On the other side of the living room, Dax and Austin sat near each other in uneasy silence. Then Austin's voice drifted to Marla's ear, “Is that your car out front? Are you working on it?”

“I've been working on it for over a year, but I can't get it to run.” Dax sighed. “I guess Walker is right and I should scrap it.”

“What's wrong with it?” Austin asked.

“I keep getting condensation under the distributor cap,” Dax complained. “It’s all these cold, wet mornings we’ve been having. I can’t get the blasted thing to start.”

“I had that problem,” Austin told him. “I replaced it with a special fitted distributor cap. That solved the problem for good.”

“I tried that,” Dax replied. “I spent nearly $800 dollars on a new, special custom distributor cap, but it still won’t start.”

“Maybe there’s some other problem,” Austin suggested.

“I’ve checked everything,” Dax exclaimed. “I can’t figure out what it would be.”

“Maybe I could take a look.” Austin laughed. “There’s not a jalopy on this side of the Mississippi that’s ever been able to beat me.”
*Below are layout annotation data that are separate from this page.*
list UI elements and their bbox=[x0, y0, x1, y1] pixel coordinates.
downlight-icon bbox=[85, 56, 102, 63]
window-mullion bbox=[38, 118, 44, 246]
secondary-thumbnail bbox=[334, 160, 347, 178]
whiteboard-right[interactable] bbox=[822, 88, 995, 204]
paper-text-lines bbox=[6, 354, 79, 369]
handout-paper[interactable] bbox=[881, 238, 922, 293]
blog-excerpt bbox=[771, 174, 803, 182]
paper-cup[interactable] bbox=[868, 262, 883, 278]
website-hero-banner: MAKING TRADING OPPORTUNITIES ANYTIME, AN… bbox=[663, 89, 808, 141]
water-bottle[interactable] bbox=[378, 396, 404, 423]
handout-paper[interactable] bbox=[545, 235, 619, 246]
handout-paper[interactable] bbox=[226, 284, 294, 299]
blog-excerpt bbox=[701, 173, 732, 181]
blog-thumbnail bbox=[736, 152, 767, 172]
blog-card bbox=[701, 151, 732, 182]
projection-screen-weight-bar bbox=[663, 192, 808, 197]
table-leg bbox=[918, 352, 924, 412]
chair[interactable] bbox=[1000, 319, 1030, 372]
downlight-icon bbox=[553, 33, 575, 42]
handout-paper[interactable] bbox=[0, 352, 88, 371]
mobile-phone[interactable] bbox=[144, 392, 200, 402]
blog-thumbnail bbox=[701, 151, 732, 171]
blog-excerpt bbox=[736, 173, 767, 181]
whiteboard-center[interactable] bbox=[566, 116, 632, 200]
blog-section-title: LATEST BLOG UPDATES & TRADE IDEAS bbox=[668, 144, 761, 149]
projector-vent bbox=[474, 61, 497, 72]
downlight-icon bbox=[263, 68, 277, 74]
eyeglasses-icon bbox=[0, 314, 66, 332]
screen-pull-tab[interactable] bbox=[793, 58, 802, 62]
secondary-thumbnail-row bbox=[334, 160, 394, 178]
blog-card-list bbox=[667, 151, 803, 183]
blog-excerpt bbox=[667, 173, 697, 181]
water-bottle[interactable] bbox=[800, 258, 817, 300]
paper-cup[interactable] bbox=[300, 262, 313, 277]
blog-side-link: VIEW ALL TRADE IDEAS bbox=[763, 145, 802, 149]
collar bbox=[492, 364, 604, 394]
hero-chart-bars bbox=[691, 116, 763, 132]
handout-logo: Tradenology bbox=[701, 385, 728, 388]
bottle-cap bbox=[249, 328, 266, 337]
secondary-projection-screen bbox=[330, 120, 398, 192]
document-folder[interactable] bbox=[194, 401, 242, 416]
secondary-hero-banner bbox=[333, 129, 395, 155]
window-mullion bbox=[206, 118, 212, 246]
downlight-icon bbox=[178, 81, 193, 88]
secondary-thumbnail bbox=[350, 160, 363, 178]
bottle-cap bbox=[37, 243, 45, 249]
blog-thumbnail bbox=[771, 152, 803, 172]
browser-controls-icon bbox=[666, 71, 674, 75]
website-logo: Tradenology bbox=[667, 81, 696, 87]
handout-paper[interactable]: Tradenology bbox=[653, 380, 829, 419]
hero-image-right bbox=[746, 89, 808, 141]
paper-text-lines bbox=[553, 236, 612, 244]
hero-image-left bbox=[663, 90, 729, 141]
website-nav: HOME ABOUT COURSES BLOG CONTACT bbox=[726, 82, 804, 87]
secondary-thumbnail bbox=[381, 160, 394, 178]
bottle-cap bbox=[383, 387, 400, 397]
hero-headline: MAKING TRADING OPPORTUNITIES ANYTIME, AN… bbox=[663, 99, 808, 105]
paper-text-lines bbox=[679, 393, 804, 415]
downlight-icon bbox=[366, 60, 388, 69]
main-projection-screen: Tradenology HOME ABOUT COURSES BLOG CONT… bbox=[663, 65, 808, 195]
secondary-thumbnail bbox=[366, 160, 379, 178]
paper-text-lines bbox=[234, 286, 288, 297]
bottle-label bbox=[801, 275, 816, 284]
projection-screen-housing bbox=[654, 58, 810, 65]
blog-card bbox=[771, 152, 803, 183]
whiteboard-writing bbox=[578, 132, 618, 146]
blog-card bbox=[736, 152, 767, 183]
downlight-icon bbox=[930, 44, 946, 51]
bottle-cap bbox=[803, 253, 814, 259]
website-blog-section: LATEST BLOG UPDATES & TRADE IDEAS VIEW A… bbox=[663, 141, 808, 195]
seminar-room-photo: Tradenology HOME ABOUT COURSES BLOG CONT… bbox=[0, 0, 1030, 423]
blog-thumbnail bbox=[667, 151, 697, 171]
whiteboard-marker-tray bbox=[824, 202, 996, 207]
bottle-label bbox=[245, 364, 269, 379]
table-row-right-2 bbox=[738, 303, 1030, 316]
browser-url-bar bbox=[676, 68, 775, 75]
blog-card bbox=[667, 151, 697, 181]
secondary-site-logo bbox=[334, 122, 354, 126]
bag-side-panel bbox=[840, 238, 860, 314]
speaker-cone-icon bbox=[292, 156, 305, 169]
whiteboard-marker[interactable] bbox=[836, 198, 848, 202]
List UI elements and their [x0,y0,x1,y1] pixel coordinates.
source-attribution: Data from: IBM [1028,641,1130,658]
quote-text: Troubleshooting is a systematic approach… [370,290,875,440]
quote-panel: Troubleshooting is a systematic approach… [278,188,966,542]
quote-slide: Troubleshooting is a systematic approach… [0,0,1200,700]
“Geez, would you?” Dax asked. “I’m tearing my hair out over this.”

“I’d be glad to,” Austin returned. “I like working on cars. Don’t you have any other vehicle to drive?”

“Sure, I’ve got a dozen others I can use if I want to go somewhere. It’s the challenge of solving the puzzle that I like. I get hold of a problem and I don’t let go until I solve it.”

“I’m exactly the same way. What say we take a look after lunch?”

Walker escorted Marla the last few steps down the hall. Before he ushered her into Aurora’s bedroom—their bedroom—she caught him listening to Dax and Austin talking. A hint of a smile played around his lips.

He closed the door behind them and sat down next to her on the bed. “So, that’s it. That’s the beginning of the end.”

Marla sighed. “It’s thanks to you this is even possible. Without you, Austin wouldn’t have come. Without you, Dax wouldn’t have spoken to Austin at all. He might even have made more trouble. You made sure that didn’t happen, and you made sure you could leave the room without fear of one of them blowing up.”

“Brody and I have worked long and hard to make this happen. I won’t let my kid brother ruin it for everyone.” He put his arms around her. “I just want to know if you’re okay with this.”

She snuggled into his arms. “I’m more than okay. I’m perfect. I couldn’t ask for anything more.”

He kissed her. “I dreamed of this moment. This is the answer to all my prayers.”

“I never believed this was possible,” she murmured. “I would have lived my life differently if I thought this was possible.”

“Now you know. You can start doing it now.”

“I can't wait,” she exclaimed. “I can't wait for it all to happen for us.”

“Me, either.”

She sank into his kiss, and they fell back on the bed. His mighty arms surrounded her with contentment and peace. His arms extended to all Cunningham Homestead and the whole world. Bruins’ Peak was their world—it was all the world that counted.